Saudi Arabia Blocking Money Transfers to Emirati Banks, Reports Say
Payments from Saudi banks to UAE accounts have been held up or returned since May without explanation, according to the FT and Bloomberg, amid rising tensions between the two Persian Gulf states
Saudi Arabia has been blocking or delaying money transfers to accounts in the United Arab Emirates, according to press reports, in a sign of escalating tensions between the two Persian Gulf neighbours.
Financial transfers from Saudi banks to UAE accounts have been returned or held up since May, typically without any explanation, the Financial Times reported this week, citing people familiar with the matter. The affected accounts, the report said, belonged to both businesses and private individuals.
One healthcare company in Dubai told the newspaper that three separate payments from a long-standing Saudi client had been blocked by the kingdom’s banks since mid-May. An executive at the firm said the banks had cited a block imposed by the Saudi central bank without offering further detail, leaving a customer waiting on goods while the payment failed to arrive. Executives at other Dubai-based firms reported similar experiences.
The Saudi central bank rejected the report, saying it imposed no direct restrictions targeting specific countries.
Bloomberg, however, carried similar accounts, with sources describing money sent from Saudi accounts failing to reach recipients in the UAE, being returned to the sender, or electronic payments being blocked outright. That report pointed to rivalry between the two states’ financial institutions as the underlying cause.
An old rivalry
Kristian Coates Ulrichsen of the Baker Institute told Middle East Eye that competition between the two neighbours is long-standing. There has always been economic rivalry between them, he said, noting that measures of this kind have reportedly been used before to raise the stakes, and that the relationship survived earlier periods of tension in the late 2000s and again in 2021.

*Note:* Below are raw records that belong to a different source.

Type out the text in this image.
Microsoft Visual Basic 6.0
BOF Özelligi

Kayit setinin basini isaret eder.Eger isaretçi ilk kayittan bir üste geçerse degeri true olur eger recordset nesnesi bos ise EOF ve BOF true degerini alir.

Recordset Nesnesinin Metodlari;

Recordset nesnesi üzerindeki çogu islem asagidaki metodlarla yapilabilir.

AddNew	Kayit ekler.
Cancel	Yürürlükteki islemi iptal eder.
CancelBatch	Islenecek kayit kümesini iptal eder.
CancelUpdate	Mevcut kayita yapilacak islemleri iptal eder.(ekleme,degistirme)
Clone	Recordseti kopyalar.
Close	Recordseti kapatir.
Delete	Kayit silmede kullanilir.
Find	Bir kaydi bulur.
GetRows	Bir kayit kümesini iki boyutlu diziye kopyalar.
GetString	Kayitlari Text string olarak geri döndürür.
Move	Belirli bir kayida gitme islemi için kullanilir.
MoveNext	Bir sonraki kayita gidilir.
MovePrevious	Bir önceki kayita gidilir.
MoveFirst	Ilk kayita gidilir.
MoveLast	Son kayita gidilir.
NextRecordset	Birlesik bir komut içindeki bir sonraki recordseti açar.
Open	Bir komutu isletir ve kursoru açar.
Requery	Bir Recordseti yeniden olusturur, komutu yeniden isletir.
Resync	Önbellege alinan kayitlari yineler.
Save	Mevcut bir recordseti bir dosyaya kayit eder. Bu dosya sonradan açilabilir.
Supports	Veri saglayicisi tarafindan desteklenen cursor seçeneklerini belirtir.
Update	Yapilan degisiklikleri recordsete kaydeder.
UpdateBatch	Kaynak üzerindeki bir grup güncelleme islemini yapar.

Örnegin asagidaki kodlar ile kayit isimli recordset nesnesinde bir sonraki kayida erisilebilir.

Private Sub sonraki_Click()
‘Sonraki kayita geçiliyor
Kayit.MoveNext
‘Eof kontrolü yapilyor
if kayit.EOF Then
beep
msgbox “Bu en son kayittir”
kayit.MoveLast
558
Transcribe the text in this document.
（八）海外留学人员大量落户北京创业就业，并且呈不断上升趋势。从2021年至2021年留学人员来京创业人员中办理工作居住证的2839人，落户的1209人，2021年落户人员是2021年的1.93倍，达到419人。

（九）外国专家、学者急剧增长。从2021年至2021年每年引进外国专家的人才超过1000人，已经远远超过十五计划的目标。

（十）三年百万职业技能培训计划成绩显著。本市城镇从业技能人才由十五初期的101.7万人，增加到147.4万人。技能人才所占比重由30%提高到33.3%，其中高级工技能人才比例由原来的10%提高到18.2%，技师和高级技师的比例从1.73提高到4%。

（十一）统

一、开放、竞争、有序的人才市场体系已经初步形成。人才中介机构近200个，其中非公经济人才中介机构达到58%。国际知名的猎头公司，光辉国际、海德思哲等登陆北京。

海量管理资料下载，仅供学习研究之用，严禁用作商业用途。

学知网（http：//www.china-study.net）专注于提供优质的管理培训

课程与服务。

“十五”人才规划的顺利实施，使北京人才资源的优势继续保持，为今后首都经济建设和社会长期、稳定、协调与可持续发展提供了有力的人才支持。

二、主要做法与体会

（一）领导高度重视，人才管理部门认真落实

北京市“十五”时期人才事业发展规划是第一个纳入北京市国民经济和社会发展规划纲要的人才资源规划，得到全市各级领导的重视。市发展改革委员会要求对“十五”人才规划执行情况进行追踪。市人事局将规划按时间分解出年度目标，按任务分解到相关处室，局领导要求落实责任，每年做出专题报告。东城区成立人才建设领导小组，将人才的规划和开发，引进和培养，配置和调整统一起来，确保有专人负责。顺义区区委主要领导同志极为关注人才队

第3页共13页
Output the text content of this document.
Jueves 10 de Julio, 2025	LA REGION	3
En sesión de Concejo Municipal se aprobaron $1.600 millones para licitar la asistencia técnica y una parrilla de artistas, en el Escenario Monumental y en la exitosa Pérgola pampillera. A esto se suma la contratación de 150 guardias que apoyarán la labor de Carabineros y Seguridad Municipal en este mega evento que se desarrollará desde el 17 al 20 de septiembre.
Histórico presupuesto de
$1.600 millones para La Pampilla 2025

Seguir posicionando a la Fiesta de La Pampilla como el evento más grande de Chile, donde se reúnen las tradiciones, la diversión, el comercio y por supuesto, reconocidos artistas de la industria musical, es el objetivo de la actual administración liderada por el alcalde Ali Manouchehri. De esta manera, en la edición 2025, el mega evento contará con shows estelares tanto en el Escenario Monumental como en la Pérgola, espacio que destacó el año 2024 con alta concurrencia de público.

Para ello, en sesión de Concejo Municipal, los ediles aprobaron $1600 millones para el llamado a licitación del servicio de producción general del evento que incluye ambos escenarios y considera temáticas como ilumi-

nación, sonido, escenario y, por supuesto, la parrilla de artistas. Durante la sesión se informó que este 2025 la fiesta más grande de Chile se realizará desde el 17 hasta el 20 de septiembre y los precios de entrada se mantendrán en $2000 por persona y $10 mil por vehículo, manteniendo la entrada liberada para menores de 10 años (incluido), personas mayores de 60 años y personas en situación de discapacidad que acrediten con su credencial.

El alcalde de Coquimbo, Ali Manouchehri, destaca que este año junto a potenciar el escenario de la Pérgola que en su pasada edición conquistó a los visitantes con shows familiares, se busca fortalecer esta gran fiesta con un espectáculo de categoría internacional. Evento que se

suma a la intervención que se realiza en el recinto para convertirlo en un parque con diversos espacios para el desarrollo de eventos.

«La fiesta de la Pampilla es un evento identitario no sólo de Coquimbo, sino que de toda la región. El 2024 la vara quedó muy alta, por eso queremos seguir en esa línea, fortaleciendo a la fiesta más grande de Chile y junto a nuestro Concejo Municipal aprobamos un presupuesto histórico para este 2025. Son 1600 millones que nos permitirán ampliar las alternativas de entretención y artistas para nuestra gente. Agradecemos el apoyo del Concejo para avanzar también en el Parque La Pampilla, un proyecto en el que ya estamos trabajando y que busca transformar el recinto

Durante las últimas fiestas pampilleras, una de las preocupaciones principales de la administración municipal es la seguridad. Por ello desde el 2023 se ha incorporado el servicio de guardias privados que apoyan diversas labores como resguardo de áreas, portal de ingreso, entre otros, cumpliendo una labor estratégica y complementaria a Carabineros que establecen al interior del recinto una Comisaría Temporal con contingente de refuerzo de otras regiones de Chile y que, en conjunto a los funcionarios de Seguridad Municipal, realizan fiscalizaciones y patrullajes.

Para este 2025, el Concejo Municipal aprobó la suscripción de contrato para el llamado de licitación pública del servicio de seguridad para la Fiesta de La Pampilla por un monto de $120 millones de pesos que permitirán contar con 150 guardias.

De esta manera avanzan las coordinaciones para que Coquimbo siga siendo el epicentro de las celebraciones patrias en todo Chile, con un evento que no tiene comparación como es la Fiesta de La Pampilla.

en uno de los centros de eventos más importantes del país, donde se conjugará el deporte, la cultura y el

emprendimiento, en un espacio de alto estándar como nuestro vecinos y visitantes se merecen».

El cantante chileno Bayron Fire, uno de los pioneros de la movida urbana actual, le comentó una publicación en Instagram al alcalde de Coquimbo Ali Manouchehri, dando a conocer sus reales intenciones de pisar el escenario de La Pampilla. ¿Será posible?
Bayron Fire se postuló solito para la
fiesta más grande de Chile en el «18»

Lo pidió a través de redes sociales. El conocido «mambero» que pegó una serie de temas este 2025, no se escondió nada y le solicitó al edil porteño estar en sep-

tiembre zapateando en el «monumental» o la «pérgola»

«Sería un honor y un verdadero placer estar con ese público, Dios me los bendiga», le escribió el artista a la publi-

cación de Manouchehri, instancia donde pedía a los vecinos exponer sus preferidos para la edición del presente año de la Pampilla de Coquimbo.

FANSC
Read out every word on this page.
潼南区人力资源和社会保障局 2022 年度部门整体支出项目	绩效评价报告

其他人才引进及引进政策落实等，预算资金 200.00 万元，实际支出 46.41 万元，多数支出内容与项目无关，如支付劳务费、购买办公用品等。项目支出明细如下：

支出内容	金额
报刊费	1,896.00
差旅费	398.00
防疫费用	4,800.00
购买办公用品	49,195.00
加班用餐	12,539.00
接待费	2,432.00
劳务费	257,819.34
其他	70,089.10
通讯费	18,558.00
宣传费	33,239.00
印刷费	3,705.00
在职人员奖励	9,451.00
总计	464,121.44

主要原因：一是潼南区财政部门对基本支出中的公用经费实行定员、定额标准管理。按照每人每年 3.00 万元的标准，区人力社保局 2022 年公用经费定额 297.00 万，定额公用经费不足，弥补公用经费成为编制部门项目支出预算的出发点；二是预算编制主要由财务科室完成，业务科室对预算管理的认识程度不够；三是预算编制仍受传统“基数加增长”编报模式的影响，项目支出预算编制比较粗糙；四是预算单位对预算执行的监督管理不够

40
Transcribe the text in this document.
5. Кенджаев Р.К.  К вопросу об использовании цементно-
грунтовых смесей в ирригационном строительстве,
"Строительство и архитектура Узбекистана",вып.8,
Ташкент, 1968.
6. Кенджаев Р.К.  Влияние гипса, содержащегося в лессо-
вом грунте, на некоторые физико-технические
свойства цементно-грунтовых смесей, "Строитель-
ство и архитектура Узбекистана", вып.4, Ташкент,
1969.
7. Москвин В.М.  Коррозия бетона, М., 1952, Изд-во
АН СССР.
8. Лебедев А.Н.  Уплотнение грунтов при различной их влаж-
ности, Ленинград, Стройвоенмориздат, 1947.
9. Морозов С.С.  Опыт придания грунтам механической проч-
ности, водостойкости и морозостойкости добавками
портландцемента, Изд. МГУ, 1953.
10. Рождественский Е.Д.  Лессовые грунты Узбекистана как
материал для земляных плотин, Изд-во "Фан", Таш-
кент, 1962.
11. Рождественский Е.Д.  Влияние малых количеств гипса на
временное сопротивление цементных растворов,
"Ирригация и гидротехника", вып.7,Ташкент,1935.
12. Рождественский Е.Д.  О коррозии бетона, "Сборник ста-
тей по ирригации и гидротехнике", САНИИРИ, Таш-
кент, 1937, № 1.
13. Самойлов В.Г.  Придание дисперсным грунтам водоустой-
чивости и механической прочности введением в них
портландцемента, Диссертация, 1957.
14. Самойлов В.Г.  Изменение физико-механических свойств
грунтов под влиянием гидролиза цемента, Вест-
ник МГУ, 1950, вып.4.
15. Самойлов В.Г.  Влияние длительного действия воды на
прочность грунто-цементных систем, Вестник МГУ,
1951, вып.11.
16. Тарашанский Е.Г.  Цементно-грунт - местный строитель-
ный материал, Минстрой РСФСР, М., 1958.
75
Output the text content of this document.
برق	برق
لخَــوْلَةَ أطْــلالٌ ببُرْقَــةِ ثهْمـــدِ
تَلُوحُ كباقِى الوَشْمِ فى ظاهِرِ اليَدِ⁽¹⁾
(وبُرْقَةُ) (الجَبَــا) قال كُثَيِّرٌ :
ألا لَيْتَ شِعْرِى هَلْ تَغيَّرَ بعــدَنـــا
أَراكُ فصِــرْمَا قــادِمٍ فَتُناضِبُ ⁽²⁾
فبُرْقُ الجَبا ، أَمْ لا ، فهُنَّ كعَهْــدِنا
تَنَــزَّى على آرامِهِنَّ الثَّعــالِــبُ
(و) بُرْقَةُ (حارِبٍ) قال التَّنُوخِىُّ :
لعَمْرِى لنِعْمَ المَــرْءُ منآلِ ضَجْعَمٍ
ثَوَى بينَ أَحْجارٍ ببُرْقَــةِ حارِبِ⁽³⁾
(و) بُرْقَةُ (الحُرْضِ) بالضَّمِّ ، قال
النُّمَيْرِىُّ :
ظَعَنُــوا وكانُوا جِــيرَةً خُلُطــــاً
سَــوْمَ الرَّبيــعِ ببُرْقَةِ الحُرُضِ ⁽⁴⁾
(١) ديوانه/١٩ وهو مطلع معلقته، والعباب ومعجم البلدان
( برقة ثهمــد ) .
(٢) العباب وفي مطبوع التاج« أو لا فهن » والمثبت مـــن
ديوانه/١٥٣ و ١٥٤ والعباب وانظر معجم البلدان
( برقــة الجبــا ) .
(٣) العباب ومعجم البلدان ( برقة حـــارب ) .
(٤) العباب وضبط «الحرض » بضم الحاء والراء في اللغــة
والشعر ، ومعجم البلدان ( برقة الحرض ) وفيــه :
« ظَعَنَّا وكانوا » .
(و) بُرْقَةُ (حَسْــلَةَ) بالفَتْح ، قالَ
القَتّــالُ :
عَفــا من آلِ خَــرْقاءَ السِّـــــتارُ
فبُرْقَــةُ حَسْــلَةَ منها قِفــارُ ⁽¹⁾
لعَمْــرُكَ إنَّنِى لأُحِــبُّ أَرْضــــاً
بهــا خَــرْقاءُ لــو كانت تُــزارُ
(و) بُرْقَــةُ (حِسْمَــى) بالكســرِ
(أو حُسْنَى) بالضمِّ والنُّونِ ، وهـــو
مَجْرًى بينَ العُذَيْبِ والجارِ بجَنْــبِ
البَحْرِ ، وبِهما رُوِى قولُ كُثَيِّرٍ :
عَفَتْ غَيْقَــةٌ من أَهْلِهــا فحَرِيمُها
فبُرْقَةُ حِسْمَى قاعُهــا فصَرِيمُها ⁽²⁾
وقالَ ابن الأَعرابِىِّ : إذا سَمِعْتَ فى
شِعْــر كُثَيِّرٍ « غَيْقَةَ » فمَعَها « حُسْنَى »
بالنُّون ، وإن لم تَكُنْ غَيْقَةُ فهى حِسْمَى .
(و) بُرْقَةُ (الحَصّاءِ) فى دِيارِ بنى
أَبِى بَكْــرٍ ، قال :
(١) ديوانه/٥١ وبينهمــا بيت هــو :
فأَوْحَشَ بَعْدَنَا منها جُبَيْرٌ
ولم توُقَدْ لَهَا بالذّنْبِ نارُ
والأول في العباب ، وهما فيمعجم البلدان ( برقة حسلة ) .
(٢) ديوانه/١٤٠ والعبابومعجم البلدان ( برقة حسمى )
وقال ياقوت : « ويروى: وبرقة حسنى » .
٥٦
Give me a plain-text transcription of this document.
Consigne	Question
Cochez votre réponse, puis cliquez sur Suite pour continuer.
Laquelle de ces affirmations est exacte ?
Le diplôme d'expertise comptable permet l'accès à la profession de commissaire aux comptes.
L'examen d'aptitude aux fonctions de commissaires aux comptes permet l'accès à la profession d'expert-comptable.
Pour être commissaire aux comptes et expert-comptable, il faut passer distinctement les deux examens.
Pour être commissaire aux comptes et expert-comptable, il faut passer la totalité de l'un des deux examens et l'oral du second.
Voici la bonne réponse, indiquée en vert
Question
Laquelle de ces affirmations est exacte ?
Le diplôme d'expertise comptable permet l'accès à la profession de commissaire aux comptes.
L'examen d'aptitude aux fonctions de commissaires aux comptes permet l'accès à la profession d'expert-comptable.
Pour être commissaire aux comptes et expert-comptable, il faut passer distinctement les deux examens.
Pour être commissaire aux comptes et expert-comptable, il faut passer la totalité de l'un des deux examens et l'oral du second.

The reported disruption comes against a broader backdrop of realignment in the Persian Gulf. During the recent US-Israeli war on Iran, attacks were launched from the territory of several Persian Gulf Arab states. The failure of that campaign is said to have precipitated a falling-out between US President Donald Trump and the Saudi leadership, and, according to some reports, has prompted Riyadh to soften its posture toward Iran as it reassesses its own security priorities.